On 2008-01-22 23:22:01 +0000, andrew@cucumber.demon.co.uk (Andrew Gabriel) said:
In article <vilain-9D752E.00352422012008@comcast.dca.giganews.com>,
Michael Vilain <vilain@NOspamcop.net> writes:
Yes, you understand me correctly. Either AIX or Solaris should be the
NIS master or slave systems AND don't use Linux as a NFS fileserver.
Linux as an NFS fileserver -- agreed, just don't go there.
I've heard plenty of anecdotes about Linux being a terrible NFS server but I haven't really found any good list of the actual problems encountered in the various Linux versions. Is such a thing around, or does everyone "just know" that Linux can't serve NFS well?

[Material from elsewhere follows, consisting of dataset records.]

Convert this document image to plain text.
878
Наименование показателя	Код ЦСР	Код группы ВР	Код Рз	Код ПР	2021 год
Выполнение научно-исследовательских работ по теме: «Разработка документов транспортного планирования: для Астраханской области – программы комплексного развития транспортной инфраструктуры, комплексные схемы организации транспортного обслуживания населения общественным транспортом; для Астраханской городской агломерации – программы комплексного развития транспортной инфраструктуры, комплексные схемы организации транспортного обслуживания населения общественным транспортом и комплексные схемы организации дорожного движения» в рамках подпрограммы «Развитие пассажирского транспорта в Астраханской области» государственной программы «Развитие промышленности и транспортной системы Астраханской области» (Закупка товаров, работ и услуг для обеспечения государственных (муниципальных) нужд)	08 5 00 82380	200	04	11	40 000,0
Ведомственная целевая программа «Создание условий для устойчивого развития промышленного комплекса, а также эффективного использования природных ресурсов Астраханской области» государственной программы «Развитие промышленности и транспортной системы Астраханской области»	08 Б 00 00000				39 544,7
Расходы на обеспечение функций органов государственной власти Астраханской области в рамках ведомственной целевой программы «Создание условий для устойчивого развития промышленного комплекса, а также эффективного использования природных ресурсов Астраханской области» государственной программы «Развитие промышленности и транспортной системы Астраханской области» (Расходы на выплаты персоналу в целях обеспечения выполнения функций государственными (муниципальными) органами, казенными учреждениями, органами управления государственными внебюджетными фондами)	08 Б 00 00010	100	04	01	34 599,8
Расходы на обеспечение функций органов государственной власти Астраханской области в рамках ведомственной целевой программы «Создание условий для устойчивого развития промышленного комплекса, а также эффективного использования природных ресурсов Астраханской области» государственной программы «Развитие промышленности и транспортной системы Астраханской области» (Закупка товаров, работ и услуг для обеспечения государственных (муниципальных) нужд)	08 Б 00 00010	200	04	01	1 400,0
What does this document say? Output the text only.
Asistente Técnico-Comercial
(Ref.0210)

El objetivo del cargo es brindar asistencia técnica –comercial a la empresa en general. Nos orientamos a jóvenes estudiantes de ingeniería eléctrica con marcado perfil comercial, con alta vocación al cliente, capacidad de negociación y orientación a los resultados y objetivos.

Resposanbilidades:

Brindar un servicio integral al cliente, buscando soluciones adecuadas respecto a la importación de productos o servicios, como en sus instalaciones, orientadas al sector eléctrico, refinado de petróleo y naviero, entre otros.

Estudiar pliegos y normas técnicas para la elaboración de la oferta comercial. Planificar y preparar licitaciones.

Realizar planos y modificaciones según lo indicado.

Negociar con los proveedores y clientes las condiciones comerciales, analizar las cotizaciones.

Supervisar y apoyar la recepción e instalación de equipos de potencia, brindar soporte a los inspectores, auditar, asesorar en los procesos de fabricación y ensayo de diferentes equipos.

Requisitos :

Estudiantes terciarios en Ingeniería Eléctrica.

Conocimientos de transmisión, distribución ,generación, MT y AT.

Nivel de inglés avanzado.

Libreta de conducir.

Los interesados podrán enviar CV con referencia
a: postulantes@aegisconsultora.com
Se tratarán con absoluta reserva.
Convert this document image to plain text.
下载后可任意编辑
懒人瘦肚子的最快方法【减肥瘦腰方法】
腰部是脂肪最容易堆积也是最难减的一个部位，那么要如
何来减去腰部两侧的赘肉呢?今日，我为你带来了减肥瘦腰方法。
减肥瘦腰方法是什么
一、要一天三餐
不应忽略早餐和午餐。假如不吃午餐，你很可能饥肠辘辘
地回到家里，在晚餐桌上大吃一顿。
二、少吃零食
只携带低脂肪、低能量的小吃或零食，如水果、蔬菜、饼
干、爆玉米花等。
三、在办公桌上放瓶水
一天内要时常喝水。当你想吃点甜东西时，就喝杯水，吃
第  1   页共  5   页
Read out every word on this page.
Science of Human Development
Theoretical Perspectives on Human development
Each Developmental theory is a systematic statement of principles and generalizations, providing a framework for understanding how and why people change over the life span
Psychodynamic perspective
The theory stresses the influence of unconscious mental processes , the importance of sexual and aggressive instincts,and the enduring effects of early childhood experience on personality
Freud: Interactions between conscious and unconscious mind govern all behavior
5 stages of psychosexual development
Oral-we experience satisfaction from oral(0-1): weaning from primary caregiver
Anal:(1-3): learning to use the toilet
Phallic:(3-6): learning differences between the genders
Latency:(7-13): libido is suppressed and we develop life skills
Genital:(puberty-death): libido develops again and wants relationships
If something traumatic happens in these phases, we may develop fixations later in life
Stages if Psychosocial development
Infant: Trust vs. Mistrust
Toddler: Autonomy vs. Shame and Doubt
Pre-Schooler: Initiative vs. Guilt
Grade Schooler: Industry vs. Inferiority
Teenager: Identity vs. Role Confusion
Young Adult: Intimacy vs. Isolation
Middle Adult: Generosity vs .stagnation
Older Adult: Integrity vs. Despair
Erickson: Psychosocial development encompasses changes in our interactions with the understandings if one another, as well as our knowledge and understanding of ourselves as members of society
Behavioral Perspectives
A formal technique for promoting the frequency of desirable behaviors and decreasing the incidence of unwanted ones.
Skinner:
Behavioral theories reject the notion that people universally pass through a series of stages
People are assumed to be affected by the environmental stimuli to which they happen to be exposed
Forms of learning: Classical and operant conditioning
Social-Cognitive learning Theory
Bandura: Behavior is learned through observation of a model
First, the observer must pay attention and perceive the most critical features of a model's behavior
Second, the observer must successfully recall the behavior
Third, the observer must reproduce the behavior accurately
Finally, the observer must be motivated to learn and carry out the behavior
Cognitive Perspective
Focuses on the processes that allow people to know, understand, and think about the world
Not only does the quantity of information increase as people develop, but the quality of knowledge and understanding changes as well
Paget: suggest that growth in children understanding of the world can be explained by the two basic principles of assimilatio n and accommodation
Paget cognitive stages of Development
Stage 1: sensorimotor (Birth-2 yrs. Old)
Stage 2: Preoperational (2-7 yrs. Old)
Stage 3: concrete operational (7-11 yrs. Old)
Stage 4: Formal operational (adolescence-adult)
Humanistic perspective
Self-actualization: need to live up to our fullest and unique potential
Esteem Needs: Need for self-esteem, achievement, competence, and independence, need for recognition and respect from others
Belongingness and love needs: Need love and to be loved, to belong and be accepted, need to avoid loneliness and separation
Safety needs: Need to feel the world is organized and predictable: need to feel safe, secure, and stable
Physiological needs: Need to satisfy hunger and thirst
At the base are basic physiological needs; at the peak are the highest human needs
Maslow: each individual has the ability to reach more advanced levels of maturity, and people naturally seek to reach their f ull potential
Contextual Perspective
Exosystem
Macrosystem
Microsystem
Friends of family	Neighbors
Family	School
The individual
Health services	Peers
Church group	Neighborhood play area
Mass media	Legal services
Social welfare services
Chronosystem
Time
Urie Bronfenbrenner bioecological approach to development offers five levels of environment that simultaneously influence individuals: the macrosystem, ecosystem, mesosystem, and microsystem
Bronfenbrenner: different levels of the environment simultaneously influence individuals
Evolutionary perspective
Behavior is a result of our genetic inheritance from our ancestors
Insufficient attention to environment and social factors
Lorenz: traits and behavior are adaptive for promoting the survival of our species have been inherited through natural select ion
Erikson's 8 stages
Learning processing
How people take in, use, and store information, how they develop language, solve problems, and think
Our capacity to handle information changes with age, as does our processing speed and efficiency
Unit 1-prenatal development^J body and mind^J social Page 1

And does "well" mean fast, correct, reliable, compatible, or something else?
Reginald Beardsley 23 January 2008 18:35:40 [ permanent link ]
Chris Ridd wrote:
On 2008-01-22 23:22:01 +0000, andrew@cucumber.demon.co.uk (Andrew
Gabriel) said:
In article <vilain-9D752E.00352422012008@comcast.dca.giganews.com>,
Michael Vilain <vilain@NOspamcop.net> writes:
Yes, you understand me correctly. Either AIX or Solaris should be the
NIS master or slave systems AND don't use Linux as a NFS fileserver.
Linux as an NFS fileserver -- agreed, just don't go there.
I've heard plenty of anecdotes about Linux being a terrible NFS server
but I haven't really found any good list of the actual problems
encountered in the various Linux versions. Is such a thing around, or
does everyone "just know" that Linux can't serve NFS well?
And does "well" mean fast, correct, reliable, compatible, or something
else?
Cheers,
Chris
A friend of mine told me a real horror story about Linux based NFS in a seismic processing shop. They'd set the largest documented block size for transfers and would experience weird failures under load. After several months of this someone dug into the kernel source. As I recall him telling me, the kernel source comment accompanying setting the larger block size was:
// I hope no one ever selects this
Seems it didn't reliably transfer the entire block because the logic needed had never been fully implemented. Hopefully it is now, but it's certainly typical of my experience w/ Linux.
On Thu, 2008-01-24 at 07:56 +0000, Chris Ridd wrote:
On 2008-01-23 20:53:28 +0000, Chris Cox <notccox@notairmail.net> said:
...
We have had ZERO problems with our SUSE based NFS servers. We serve
terabytes of disk and have been doing so for hundreds of users on
hundreds of clients, even loaded for more than 5 years.
Were those clients also Linux, or a mix of things?
We have a mixture of clients:
AIX 4.3.3, 5.1, 5.2 5.3 HPUX 11.00, 11.11 (11i), 11.23 (11iv2) (PARISC and Itanium) Red Hat 7.1, 7.3, 8.0, 9 RHEL 2, 3, 4, 5, 5.1 SUSE 8.2, 9.0, 9.2, 9.3, 10, 10.1, 10.2, 10.3 SLES 8, 9, 10 (both SLES and RHEL are supported 32bit and 64bit as well as IBM zSeries under zVM) Solaris 2.6, 7, 8, 9, 10 (x86 and SPARC) SCO Unixware 7.1.4 NCR SVR4 (had to make it an NIS slave, old style NIS) OSF/1 (Tru64 or Digital Unix) 4.0, 5.1
We are a software ISV. I've been administrating and porting code across all flavors since about 1983.
NIS servers run off of two SLES 10 boxes. Primary NFS servers serve up terabytes of shared disk to all of the clients listed above (including the home directories currently split across two growable 800G areas each). Same storage areas are also made available via SMB, ftp and http protocols. We converted away from direct attached SCSI to fibre SAN (some 2G some 4G) for storage this year and increased our storage from 12TB to about 65TB (not all of that is allocated today). Because of that conversion, our NIS/NFS servers are only showing 116 days of uptime. Prior to that, the servers had been up for over a year (we are supposed to have a mandatory outage each year, it didn't happen in 2007).
Network is a Cisco based 1Gbit to the host with 10GigE inter switch delivering full 1Gbit (2Gbit) bandwidth host to host. However, this infrastructure existed even back when we were 100Mbit.
Obviously, we do have some high risk clients, especially those that can only do NFS via udp. Because those platforms are not heavy users, we haven't seen any issue yet and eventually those platforms will die off (much like the fact that we finally killed HPUX 10.0 and Solaris 2.5.1 ... for example).